Agricola, Martin, Musiker und Musikschriftsteller des Reformationszeitalters, geb. um 1486 zu Sorau, seit 1510 Musiklehrer in Magdeburg, erhielt daselbst 1526, nach Einführung der Reformation, die Stelle eines Kantors und Musikdirektors und starb 10. Juni 1556. In den Kirchen Magdeburgs führte er den deutschen Choral ein, war auch einer der ersten, die in Deutschland die Tabulatur mit den jetzt üblichen Noten vertauschten. Seine Schriften sind sämtlich musik-pädagogischen Inhalts und für die Kunde der damaligen Musik sehr schätzbar. Namentlich gilt dies von seiner "Musica instrumentalis" (Wittenb. 1529 u. 1542; andere Bearbeitung, ebd. 1545), in der die Instrumente in guten Holzschnitten abgebildet sind. Sonst sind zu nennen: "Eine kurze deutsche Musika" (Wittenb. 1528), "Rudimenta musices" (ebd. 1534), "Musica choralis" (ebd. 1532) und "Musica figuralis" (ebd. 1532).

Agricola, Rudolf (eigentlich Roelef Huisman), Humanist, geb. 1443 zu Laflo bei Groningen, studierte in Löwen und Paris, ging etwa 1473 nach Italien, wo er 7 Jahre, namentlich in Ferrara, humanistischen Studien oblag.
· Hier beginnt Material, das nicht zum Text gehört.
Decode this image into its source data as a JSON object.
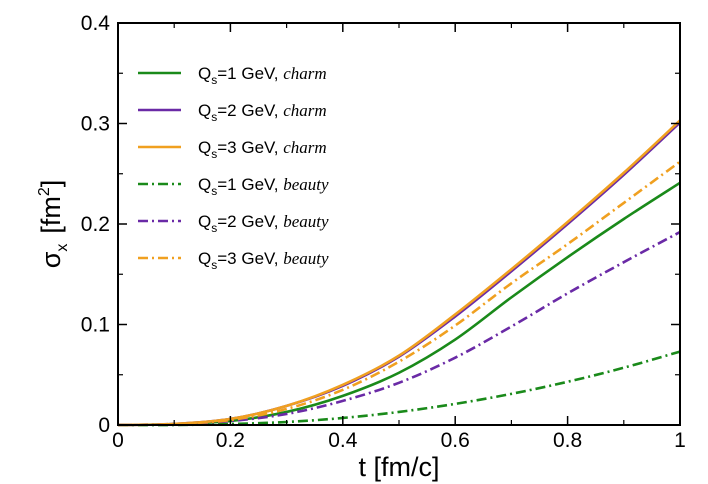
{
  "chart_data": {
    "type": "line",
    "xlabel": "t  [fm/c]",
    "ylabel": "σx  [fm2]",
    "ylabel_parts": {
      "sym": "σ",
      "sub": "x",
      "unit_open": "[fm",
      "sup": "2",
      "unit_close": "]"
    },
    "xlim": [
      0,
      1
    ],
    "ylim": [
      0,
      0.4
    ],
    "xticks": [
      {
        "value": 0,
        "label": "0"
      },
      {
        "value": 0.2,
        "label": "0.2"
      },
      {
        "value": 0.4,
        "label": "0.4"
      },
      {
        "value": 0.6,
        "label": "0.6"
      },
      {
        "value": 0.8,
        "label": "0.8"
      },
      {
        "value": 1,
        "label": "1"
      }
    ],
    "yticks": [
      {
        "value": 0,
        "label": "0"
      },
      {
        "value": 0.1,
        "label": "0.1"
      },
      {
        "value": 0.2,
        "label": "0.2"
      },
      {
        "value": 0.3,
        "label": "0.3"
      },
      {
        "value": 0.4,
        "label": "0.4"
      }
    ],
    "legend_position": "top-left",
    "grid": false,
    "x": [
      0,
      0.1,
      0.2,
      0.3,
      0.4,
      0.5,
      0.6,
      0.7,
      0.8,
      0.9,
      1.0
    ],
    "series": [
      {
        "name_main": "Q",
        "name_sub": "s",
        "name_rest": "=1 GeV, ",
        "name_ital": "charm",
        "color": "#1a8a1a",
        "dash": "solid",
        "values": [
          0,
          0.001,
          0.004,
          0.013,
          0.029,
          0.052,
          0.085,
          0.127,
          0.167,
          0.205,
          0.241
        ]
      },
      {
        "name_main": "Q",
        "name_sub": "s",
        "name_rest": "=2 GeV, ",
        "name_ital": "charm",
        "color": "#6a2aa6",
        "dash": "solid",
        "values": [
          0,
          0.001,
          0.006,
          0.019,
          0.039,
          0.068,
          0.108,
          0.153,
          0.2,
          0.249,
          0.301
        ]
      },
      {
        "name_main": "Q",
        "name_sub": "s",
        "name_rest": "=3 GeV, ",
        "name_ital": "charm",
        "color": "#f0a020",
        "dash": "solid",
        "values": [
          0,
          0.001,
          0.006,
          0.019,
          0.04,
          0.069,
          0.11,
          0.155,
          0.202,
          0.251,
          0.303
        ]
      },
      {
        "name_main": "Q",
        "name_sub": "s",
        "name_rest": "=1 GeV, ",
        "name_ital": "beauty",
        "color": "#1a8a1a",
        "dash": "dashdot",
        "values": [
          0,
          0.0,
          0.001,
          0.003,
          0.007,
          0.013,
          0.021,
          0.031,
          0.043,
          0.057,
          0.073
        ]
      },
      {
        "name_main": "Q",
        "name_sub": "s",
        "name_rest": "=2 GeV, ",
        "name_ital": "beauty",
        "color": "#6a2aa6",
        "dash": "dashdot",
        "values": [
          0,
          0.001,
          0.004,
          0.011,
          0.024,
          0.042,
          0.067,
          0.098,
          0.131,
          0.162,
          0.192
        ]
      },
      {
        "name_main": "Q",
        "name_sub": "s",
        "name_rest": "=3 GeV, ",
        "name_ital": "beauty",
        "color": "#f0a020",
        "dash": "dashdot",
        "values": [
          0,
          0.001,
          0.005,
          0.016,
          0.035,
          0.063,
          0.099,
          0.141,
          0.18,
          0.221,
          0.262
        ]
      }
    ]
  }
}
Die Eleganz, mit der er lateinisch und selbst griechisch sprach, machte ihn so berühmt, daß Ercole von Este u. a. ihn an Italien zu fesseln suchten. Aber der Wunsch, Deutschland durch humanistische Wissenschaft auf die geistige Höhe Italiens zu heben, zog ihn 1480 ins Vaterland zurück. 1483 berief ihn sein Studienfreund Joh. von Dalberg (s. d.) nach Heidelberg. Mit ihm unternahm er 1485 eine Romreise; bald nach der Rückkehr, 27. Okt. 1485, starb er zu Heidelberg. A.s Bedeutung lag mehr in überwältigender Persönlichkeit, die er nach Petrarcas Vorbild harmonisch ausbildete, als in seinen Schriften (darunter z. B. "De inventione dialectica libb. III."), die Alardus (2 Bde., Köln 1539) herausgab. Außer lateinisch und griechisch konnte A. französisch, italienisch und sogar hebräisch. Er war auch Maler und trefflicher Musiker; die Orgel in der St. Martinskirche zu Groningen ist sein Werk. - Vgl. von Bezold, Rudolf A. (Münch. 1884); Ihm, Der Humanist R. A., sein Leben und seine Schriften (Paderb. 1893).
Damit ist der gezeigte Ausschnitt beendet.